Bewerte ich zu "nett"?

Hallo liebe/böse/neutrale Leser!

Jetzt mal ganz unter uns... *flüster*
Schon seit einiger Zeit frage ich mich, ob ich nicht zu nett bewerte.

 ***

 Mein jetziges Bewertungssystem sieht so aus:

1/5 Stars: Mies! :( 
Glücklich, dass ich es hinter mir habe! / Habe ich abgebrochen. 
Finger weg!
2/5 Stars: Naja... :| 
Definitiv nicht mein Fall, teilweise langweilig/uninteressant oder das Buch hat einfach zu viele Mängel, eventuell etwas für andere.
Kann es nicht weiterempfehlen.
3/5 Stars: Okay. :] 
Viele Mängel, aber im Großen und Ganzen gut. Hat Potential, aber für mich noch nicht gut genug.
Kann für nichts garantieren, am besten selbst eine Meinung bilden!
4/5 Stars: Super! :) 
Insgesamt wirklich klasse, es fehlt aber das gewisse Etwas oder es gibt einen bestimmten Aspekt des Buches, den ich dann doch nicht so gut fand.
Eine Leseempfehlung!
5/5 Stars: BITTE LESEN! *-*
Wirklich toll, eine riesige Leseempfehlung von mir! Keine bis keine erwähnenswerten Mängel, mir hat es durch und durch gefallen.
Kaufen, Lesen, Lieben!

***

Tja... Das hört sich ja alles schön und gut an, aber... In letzter Zeit beschleicht mich dieses Gefühl, dass ich viel zu "gnädig" bin, wenn ich Bücher rezensiere. Ich weiß nicht, wieso ich ausgerechnet jetzt darüber nachdenke, aber irgendwie fühlt sich nicht mehr richtig an. Seitdem ich blogge, habe ich wie noch nie zuvor Bücher gelesen, gelesen, gelesen [...] und gelesen und irgendwie langweilen mich viele Bücher. Klar, man denkt sich ja schon dabei, dass sich nicht jeder Autor was komplett Neues ausdenken kann, das wäre ja auch ein bisschen zu viel verlangt, aber viele haben mittlerweise IMMER die gleiche Struktur, immer die gleichen Charaktere und immer das gleiche Ende! -.-

Früher habe ich mir als Neuling unter den Bloggern oft die älteren Blogs angesehen und bei den harten Bewertungen den Kopf geschüttelt. Ich fand das immer zu hart und zu krass von denen, wenn sie vielen YA Büchern gut und gerne einfach 2,5 Punkte gegeben haben... Das hört sich so extrem schlecht und negativ an. Aber ist es das wirklich?

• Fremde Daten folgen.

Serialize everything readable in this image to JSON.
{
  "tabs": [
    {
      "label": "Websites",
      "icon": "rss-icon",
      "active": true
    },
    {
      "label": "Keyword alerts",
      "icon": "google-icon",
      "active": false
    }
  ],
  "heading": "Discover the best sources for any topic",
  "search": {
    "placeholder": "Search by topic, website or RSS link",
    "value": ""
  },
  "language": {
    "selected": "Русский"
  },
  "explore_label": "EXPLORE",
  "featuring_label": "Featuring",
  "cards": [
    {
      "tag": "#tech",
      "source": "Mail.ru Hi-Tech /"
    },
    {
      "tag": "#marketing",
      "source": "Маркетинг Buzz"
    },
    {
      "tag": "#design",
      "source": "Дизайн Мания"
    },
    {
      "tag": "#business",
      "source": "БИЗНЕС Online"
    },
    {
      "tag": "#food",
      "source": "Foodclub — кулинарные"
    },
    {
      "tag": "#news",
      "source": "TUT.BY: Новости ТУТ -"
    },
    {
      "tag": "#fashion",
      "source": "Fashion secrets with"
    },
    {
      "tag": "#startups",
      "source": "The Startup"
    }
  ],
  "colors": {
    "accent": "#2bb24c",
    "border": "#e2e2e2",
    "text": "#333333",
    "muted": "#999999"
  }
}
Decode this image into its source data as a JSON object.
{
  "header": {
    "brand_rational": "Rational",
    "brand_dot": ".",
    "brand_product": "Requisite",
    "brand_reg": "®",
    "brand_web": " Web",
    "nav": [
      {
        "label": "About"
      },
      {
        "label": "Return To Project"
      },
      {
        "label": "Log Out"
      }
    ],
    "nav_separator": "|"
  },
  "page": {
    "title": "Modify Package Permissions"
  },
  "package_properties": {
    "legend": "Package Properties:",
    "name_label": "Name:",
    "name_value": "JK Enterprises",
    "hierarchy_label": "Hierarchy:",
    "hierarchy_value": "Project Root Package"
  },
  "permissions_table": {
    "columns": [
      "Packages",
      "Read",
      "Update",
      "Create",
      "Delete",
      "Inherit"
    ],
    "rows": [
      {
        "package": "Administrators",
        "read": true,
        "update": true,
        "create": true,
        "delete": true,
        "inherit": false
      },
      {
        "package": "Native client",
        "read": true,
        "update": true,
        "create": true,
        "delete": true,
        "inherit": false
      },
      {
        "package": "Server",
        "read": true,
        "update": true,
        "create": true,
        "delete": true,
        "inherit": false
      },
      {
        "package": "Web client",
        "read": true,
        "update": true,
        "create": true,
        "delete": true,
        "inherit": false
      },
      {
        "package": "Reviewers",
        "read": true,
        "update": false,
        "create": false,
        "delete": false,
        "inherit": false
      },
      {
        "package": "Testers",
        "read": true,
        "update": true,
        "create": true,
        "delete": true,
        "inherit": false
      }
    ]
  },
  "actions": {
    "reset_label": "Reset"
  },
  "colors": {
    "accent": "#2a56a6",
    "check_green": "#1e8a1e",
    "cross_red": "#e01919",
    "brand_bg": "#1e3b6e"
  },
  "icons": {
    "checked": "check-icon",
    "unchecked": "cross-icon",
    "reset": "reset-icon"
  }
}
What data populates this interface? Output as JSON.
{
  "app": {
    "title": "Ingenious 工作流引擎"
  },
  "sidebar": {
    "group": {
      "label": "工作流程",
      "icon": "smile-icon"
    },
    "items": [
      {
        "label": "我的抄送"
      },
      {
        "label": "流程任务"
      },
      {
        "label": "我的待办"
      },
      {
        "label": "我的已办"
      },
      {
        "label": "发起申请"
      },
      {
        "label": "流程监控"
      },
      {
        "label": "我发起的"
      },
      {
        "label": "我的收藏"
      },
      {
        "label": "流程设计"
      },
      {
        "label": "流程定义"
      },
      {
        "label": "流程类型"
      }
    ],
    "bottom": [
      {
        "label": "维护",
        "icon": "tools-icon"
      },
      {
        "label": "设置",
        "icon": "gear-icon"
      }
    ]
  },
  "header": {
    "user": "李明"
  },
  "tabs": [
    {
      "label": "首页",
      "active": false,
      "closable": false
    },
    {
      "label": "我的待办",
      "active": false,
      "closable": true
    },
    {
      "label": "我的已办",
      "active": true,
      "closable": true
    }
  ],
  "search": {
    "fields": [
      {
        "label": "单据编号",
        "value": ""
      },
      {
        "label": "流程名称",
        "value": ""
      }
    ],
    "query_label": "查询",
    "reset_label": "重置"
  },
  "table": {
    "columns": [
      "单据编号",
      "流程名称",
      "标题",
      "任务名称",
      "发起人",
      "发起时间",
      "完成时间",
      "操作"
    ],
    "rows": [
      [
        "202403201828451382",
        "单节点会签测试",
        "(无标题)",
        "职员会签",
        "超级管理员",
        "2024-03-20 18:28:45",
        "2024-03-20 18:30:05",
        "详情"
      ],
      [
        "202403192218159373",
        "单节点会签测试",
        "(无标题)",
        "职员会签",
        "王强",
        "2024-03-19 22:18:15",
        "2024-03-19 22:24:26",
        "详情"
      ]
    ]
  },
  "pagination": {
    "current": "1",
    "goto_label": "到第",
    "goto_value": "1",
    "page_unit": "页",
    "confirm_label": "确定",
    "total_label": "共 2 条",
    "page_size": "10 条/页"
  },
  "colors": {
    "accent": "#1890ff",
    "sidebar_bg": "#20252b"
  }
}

2,5 Punkte von 5 Punkten  -  "die halbe Punktzahl"

Letzteres hört sich doch schon viel positiver an oder?
Ich vermute, dass ich durch meine Bloggerzeit wirklich kritischer geworden bin. So langsam kann ich mich nicht mehr mit dem immer gleichen Zeug zufrieden geben. Bei einigen meiner älteren Rezensionen muss ich sogar den Kopf schütteln (ändern werde ich sie aber natürlich nicht mehr!). Versteht mich nicht falsch, ich will mit diesem Post nicht sagen, dass ich bisher nicht vertrauenswürdige und nur euphemistische Rezensionen geschrieben habe! Aber ich merke einfach, dass sich alles mit der Zeit ändert und auch ich einfach anders werde.

Lydia greift ab jetzt etwas härter zu!

Was haltet ihr davon? Stimmt ihr mir zu, dass dieser Gemütswechsel eigentlich nur normal ist, weil man mit der Zeit einfach immer mehr liest und mehr Vergleiche hat?


Eure, nun etwas kritischere Lydia

Kommentare:

  1. Ich schaue in mein Dashboard, sehe nur diesen Riesensmiley und muss laut lachen x)

    Härter bewerten muss ich auch mal ;) Ich finde, dass ich bisher vieeeel zu nett war :D:D Delirium muss ich noch mal nachpolieren...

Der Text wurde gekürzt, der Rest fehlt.